Big award for computer programmer against Paymaster

Published:Sunday | June 14, 2020 | 12:22 AMMcPherse Thompson - Assistant Editor – Business
A Paymaster outlet is pictured on March 26, 2020.
A Paymaster outlet is pictured on March 26, 2020.

The 20-year legal battle between Paymaster Jamaica Limited and Paul Lowe over breach of copyright ended on Thursday with the Supreme Court ordering the company to pay the computer programmer and software developer $282 million in damages.

Interest at six per cent was awarded on the sum covering the period August 25, 2000, to June 11, 2020.

Lowe’s attorney, Vincent Chen, said the interest would bring the total amount payable to his client to just over $600 million.

Justice Lisa Palmer Hamilton, who assessed damages, found that Lowe suffered financial losses because of an injunction that prevented him from selling his bill-payment software locally and internationally.

Paymaster, a bill-payment company founded by Ambassador Audrey Marks, had brought a claim against GraceKennedy Remittance Services Limited, GKRS, and Lowe after the computer programmer sold a bill-payment software to the food and financial conglomerate to launch its subsidiary, Bill Express.

Paymaster, which contended that it had exclusive rights to the software, which Lowe had first sold to it, obtained an injunction in the Supreme Court barring the programmer from selling his software.

Lowe and GKRS were successful in the Supreme Court in the claim against them as the court ruled that Lowe was the owner of the software.

Paymaster appealed, and in 2015, the Court of Appeal dismissed the action in relation to breach of copyright but allowed its appeal in relation to breach of confidence.

Paymaster and GKRS appealed to the United Kingdom Privy Council, which ruled in favour of GKRS with respect to the Court of Appeal’s ruling for breach of confidence.

Chen said the size of the award to Lowe makes it a landmark case.

“It has been before the court from August 25, 2000, when the injunction was put in place. The delay has caused the amount of interest to be extraordinary,” he said. “We are very happy with the judgment. We think the judge wrote a very good judgment. She understood the law. She has accurately recorded it and applied it. She has come to a fair and reasonable judgment as a result.”

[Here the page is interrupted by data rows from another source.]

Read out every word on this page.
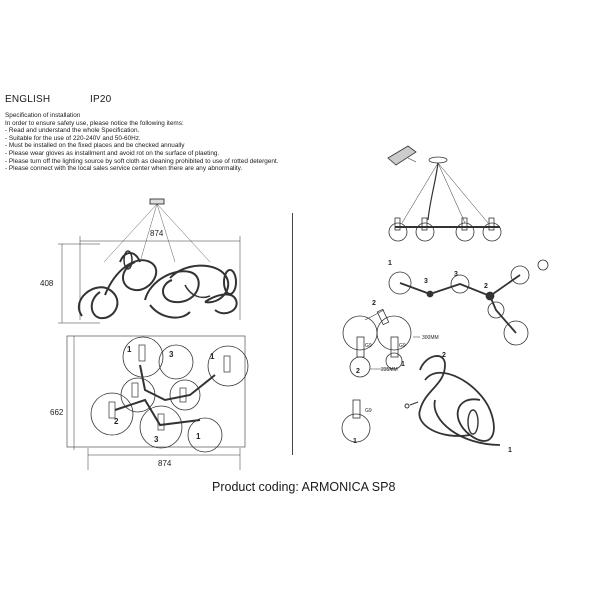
ENGLISH	IP20
Specification of installation
In order to ensure safety use, please notice the following items:
- Read and understand the whole Specification.
- Suitable for the use of 220-240V and 50-60Hz.
- Must be installed on the fixed places and be checked annually
- Please wear gloves as installment and avoid rot on the surface of plaeting.
- Please turn off the lighting source by soft cloth as cleaning prohibited to use of rotted detergent.
- Please connect with the local sales service center when there are any abnormality.
874
408
1
3	1
2
3	1
662
874
1
3
3
2
300MM
235MM
G9	G9
G9
2
2
1
1
2
1
Product coding: ARMONICA SP8
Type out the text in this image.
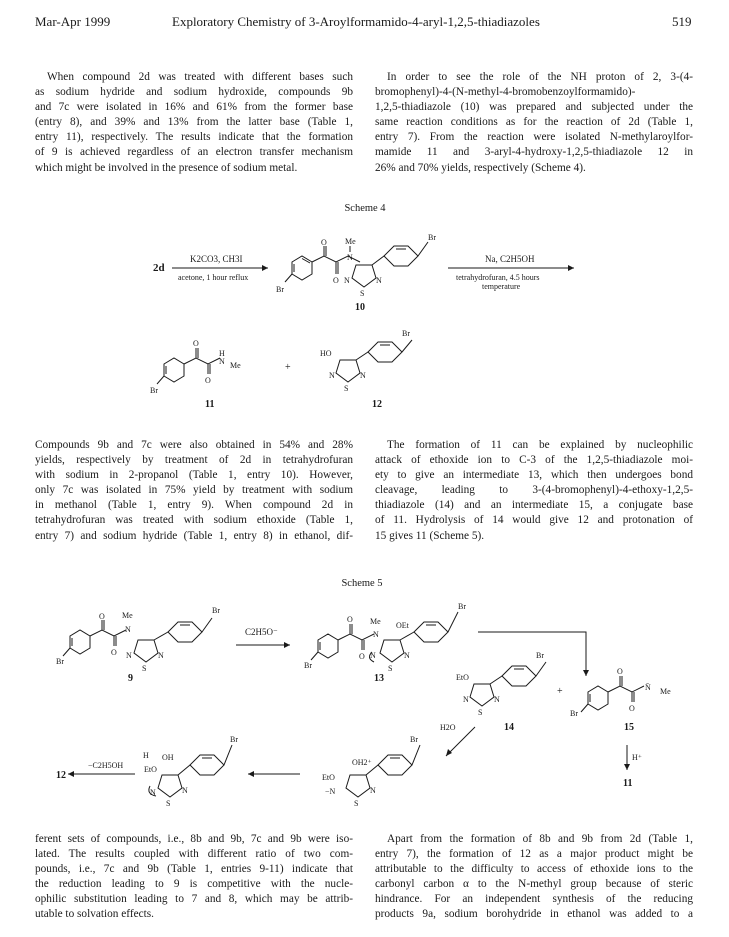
Mar-Apr 1999	Exploratory Chemistry of 3-Aroylformamido-4-aryl-1,2,5-thiadiazoles	519
When compound 2d was treated with different bases such
as sodium hydride and sodium hydroxide, compounds 9b
and 7c were isolated in 16% and 61% from the former base
(entry 8), and 39% and 13% from the latter base (Table 1,
entry 11), respectively. The results indicate that the formation
of 9 is achieved regardless of an electron transfer mechanism
which might be involved in the presence of sodium metal.
In order to see the role of the NH proton of 2, 3-(4-
bromophenyl)-4-(N-methyl-4-bromobenzoylformamido)-
1,2,5-thiadiazole (10) was prepared and subjected under the
same reaction conditions as for the reaction of 2d (Table 1,
entry 7). From the reaction were isolated N-methylaroylfor-
mamide 11 and 3-aryl-4-hydroxy-1,2,5-thiadiazole 12 in
26% and 70% yields, respectively (Scheme 4).
Compounds 9b and 7c were also obtained in 54% and 28%
yields, respectively by treatment of 2d in tetrahydrofuran
with sodium in 2-propanol (Table 1, entry 10). However,
only 7c was isolated in 75% yield by treatment with sodium
in methanol (Table 1, entry 9). When compound 2d in
tetrahydrofuran was treated with sodium ethoxide (Table 1,
entry 7) and sodium hydride (Table 1, entry 8) in ethanol, dif-
The formation of 11 can be explained by nucleophilic
attack of ethoxide ion to C-3 of the 1,2,5-thiadiazole moi-
ety to give an intermediate 13, which then undergoes bond
cleavage, leading to 3-(4-bromophenyl)-4-ethoxy-1,2,5-
thiadiazole (14) and an intermediate 15, a conjugate base
of 11. Hydrolysis of 14 would give 12 and protonation of
15 gives 11 (Scheme 5).
ferent sets of compounds, i.e., 8b and 9b, 7c and 9b were iso-
lated. The results coupled with different ratio of two com-
pounds, i.e., 7c and 9b (Table 1, entries 9-11) indicate that
the reduction leading to 9 is competitive with the nucle-
ophilic substitution leading to 7 and 8, which may be attrib-
utable to solvation effects.
Apart from the formation of 8b and 9b from 2d (Table 1,
entry 7), the formation of 12 as a major product might be
attributable to the difficulty to access of ethoxide ions to the
carbonyl carbon α to the N-methyl group because of steric
hindrance. For an independent synthesis of the reducing
products 9a, sodium borohydride in ethanol was added to a
Scheme 4
2d
K2CO3, CH3I
acetone, 1 hour reflux
Br
O
O
N
Me
N	N
S
Br
10
Na, C2H5OH
tetrahydrofuran, 4.5 hours
temperature
Br
O
O
H
N Me
11
+
HO
N	N
S
Br
12
Br
O
O
N
Me
N	N
S
Br
9
C2H5O⁻
Br
O
O
Me
N
OEt
N	N
S
Br
13	EtO
N	N
S
Br
14
+
Br
O
O
N̄ Me
15
H⁺
11
H2O
OH2⁺
EtO
−N	N
S
Br
H OH
EtO
N	N
S
Br
−C2H5OH
12
Scheme 5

Attorney for Paymaster Maurice Manning declined to comment.

However, Chen said attorneys for Paymaster have indicated that they want some time to consider whether they will appeal. “And we have agreed to that,” he said.

Paymaster was established by Marks in 1997, having developed and launched a proprietary bill-payment information system. Digicel Group acquired majority interest from Marks for an undisclosed sum in 2015. At the time, the company reportedly had more than 170 locations in Jamaica and agent relationships with over 40,000 locations in the United States and Canada.